Merhaba,
2021 yılında artan lojistik maliyetler ve hammadde tutarları gerilemeye başlamış olsa da, Rusya-Ukrayna savaşının da etkisiyle hızla artan enerji maliyetlerinin işletme sermayesi ihtiyacını arttırdığını dile getiren Plastik Sanayicileri Federasyonu (PLASFED) Yönetim Kurulu Başkanı Ömer Karadeniz: “Diğer yandan ise dünyanın içerisinden geçmekte olduğu yeşil dönüşüme adapte olunabilmesi adına ülke sanayimizin yeni yatırımlara hız vermesi gerekiyor. Gerek işletme sermayesi gerek yatırım sermayesi ihtiyacında ortaya çıkan bu talebin karşılanabilmesi adına finansmana erişimi kolaylaştıracak ve finansman maliyetini düşürecek makro politikalar hayata geçirilmeli” dedi.
Petrol ve doğalgaz başta olmak üzere enerji fiyatlarında yaşanan hızlı artışların işletme sermayesi ihtiyacında büyük sıçramalara neden olduğunun altını çizen Karadeniz, “Plastik sektörü benzer biçimde enerji yoğun sektörlerde bu etkinin derinden hissedildiğini görüyoruz. Öte taraftan 2022 yılının son çeyreği ve 2023 yılı daha büyük bir belirsizliği barındırıyor. Malum olduğu suretiyle, iç piyasanın daraldığı bu süreçte endüstri üretimimizin ayakta kalmasını sağlayan ihracat pazarlarımızda gösterdiğimiz performanstı. Girdi maliyetlerinde yaşanmış olan artışlar, düşen alım gücü nedeniyle iç piyasaya yansıtılamazken ihracat tarafında bu şekilde bir sorunun yaşanmaması firmalarımızın karlılıklarını koruyabilmelerini sağlıyordu. Geldiğimiz noktada ise artan enerji tutarları sebebiyle dünya ekonomisinin bir durgunluğa sürüklenmesi ihracatımızın geleceği açısından hepimizi tedirgin etmektedir. Nitekim son 1,5 senedir pozitif yönde seyreden ihracat iklim endeksimizin ilk kez eşik değerin altına gerilediğini görüyoruz. İhracat pazarlarımızın yavaşlaması durumunda sanayicilerimizin girdi maliyetlerinde yaşanan artışı iç pazara daha çok yansıtmak zorunda kalacağını ve bunun enflasyonist bir baskı yapacağını öngörebiliriz. Hem tüketicilerin hem üreticilerin korunması adına işletme sermayesine erişim kanalları geliştirilmeli ve finansman maliyetleri aşağı çekilmeli” dedi.

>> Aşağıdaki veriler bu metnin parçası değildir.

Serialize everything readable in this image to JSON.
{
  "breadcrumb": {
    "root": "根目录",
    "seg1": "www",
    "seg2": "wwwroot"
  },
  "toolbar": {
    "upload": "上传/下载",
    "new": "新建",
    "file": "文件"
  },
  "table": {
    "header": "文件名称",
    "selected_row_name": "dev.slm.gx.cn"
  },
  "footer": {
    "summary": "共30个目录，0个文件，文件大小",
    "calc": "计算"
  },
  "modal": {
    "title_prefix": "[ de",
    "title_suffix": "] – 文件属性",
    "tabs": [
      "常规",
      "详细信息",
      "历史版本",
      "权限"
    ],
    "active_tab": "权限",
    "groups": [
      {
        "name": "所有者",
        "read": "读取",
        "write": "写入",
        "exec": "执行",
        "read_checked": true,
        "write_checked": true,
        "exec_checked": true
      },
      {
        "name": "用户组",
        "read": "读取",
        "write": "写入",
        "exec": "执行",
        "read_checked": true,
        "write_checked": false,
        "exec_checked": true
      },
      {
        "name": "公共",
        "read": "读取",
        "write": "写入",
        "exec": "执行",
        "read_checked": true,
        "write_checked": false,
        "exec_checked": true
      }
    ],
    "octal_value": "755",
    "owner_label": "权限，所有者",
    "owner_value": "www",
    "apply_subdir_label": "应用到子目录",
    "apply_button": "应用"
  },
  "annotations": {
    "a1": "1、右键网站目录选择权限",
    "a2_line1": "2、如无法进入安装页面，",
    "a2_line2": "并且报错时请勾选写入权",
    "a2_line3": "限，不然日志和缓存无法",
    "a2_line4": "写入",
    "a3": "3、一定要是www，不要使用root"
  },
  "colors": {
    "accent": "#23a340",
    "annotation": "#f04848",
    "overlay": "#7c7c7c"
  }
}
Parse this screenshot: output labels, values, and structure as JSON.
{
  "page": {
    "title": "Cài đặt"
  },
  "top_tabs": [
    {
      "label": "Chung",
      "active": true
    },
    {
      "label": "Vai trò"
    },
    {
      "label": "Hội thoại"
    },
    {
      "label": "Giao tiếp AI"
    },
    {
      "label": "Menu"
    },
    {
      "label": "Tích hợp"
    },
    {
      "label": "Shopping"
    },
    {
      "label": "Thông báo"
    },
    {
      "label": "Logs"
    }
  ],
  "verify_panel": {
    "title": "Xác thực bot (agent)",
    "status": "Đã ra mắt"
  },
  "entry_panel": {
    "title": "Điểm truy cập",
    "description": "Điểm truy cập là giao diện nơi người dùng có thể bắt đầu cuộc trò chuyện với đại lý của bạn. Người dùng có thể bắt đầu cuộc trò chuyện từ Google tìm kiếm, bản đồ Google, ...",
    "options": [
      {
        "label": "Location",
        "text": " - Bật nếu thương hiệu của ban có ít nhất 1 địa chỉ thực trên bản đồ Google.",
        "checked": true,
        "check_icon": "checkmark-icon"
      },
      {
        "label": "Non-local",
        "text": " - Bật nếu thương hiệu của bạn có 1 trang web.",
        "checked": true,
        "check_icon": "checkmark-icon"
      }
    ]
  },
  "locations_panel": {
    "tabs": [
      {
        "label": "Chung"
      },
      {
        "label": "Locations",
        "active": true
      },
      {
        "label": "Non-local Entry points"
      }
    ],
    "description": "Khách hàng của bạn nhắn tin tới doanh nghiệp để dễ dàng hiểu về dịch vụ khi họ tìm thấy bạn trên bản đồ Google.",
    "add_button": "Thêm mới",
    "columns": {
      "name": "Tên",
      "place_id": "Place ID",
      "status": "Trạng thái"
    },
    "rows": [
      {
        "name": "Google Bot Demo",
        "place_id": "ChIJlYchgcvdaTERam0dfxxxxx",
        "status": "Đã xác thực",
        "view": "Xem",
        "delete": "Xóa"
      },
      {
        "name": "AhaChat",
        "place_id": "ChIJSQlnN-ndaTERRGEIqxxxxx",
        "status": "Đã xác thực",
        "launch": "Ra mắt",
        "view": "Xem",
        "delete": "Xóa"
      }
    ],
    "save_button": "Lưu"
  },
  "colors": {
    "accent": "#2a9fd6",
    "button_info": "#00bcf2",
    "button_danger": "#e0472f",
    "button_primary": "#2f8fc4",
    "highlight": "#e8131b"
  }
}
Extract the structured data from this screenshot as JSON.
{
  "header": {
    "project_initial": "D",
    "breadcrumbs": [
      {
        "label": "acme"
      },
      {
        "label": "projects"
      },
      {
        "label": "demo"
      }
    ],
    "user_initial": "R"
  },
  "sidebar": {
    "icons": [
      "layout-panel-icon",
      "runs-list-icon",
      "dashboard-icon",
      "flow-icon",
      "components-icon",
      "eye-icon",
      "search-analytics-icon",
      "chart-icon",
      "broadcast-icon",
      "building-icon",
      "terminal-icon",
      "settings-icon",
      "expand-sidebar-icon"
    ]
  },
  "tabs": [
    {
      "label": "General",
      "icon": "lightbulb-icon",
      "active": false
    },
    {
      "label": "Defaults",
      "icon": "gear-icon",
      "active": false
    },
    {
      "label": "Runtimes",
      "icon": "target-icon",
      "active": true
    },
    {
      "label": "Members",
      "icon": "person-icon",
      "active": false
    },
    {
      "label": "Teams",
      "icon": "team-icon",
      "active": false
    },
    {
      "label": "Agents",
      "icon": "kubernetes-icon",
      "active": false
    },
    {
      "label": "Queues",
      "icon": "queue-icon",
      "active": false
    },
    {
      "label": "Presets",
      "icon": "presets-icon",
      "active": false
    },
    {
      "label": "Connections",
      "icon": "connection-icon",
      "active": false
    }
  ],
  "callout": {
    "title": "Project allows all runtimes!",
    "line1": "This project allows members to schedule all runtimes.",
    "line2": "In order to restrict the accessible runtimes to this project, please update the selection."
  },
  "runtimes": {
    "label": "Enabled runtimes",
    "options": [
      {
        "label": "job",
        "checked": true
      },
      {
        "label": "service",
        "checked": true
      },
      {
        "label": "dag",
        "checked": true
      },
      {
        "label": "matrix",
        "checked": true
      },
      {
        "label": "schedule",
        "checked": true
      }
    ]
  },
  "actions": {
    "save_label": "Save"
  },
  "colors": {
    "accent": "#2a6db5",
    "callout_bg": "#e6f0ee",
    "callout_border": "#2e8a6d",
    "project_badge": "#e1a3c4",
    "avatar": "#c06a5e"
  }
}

Yeni yatırımlar yavaşlarsa rekabet gücümüzü yitirebiliriz
Avrupa başta olmak suretiyle dünyanın tamamında yeşil dönüşümün hız kazandığını ve bu dönüşüme ayak uydurmanın Türk sanayisi için büyük önem arz ettiğini dile getiren Karadeniz, “Önümüzdeki dönemde ihracat yaparken ürünün kalitesi ve fiyatı kadar, o ürünün üretiminde sürdürülebilir girdiler kullanılıp kullanılmadığı da ehemmiyet kazanacak. Şu an Avrupa’da hazırlığı meydana getirilen ve kısa sürede uygulamaya konulacak mevzuatlar bu değişimin bir göstergesidir. Bu bağlamda sanayimizin, tedarik zincirini bu yeni paradigmaya uygun dizayn etmek ve GES yatırımlarıyla ürün başına karbon ayak izini asgari düzeye çekmek şeklinde yatırımlara bir an ilkin başlaması gerekmektedir. Aksi takdirde laf konusu uygulamaların hayata geçirilmesi akabinde ihracatımızda yaşanacak sert düşüşlerin yanı sıra pazar kayıplarının kalıcı hale gelmesi de işten dahi değildir. Tabi tüm bu yatırımların hayata geçirilebilmesi için yatırım sermayesi gerekmekte. Yıllardır dile getirdiğimiz üzere ülkemiz sanayisinde ölçüt büyüklüğünün yakalanamamış olması ve işletmelerin kapital yapılarının kifayetsiz olması sebebiyle bu finansman ihtiyacı ancak kredi yoluyla giderilebilecektir. Bu noktada üretim tesislerimizin bahse mevzu bu dönüşümü yapabilmeleri adına gereksinim duydukları finansmana erişimi kolaylaştıracak adımlar atılmalı” dedi.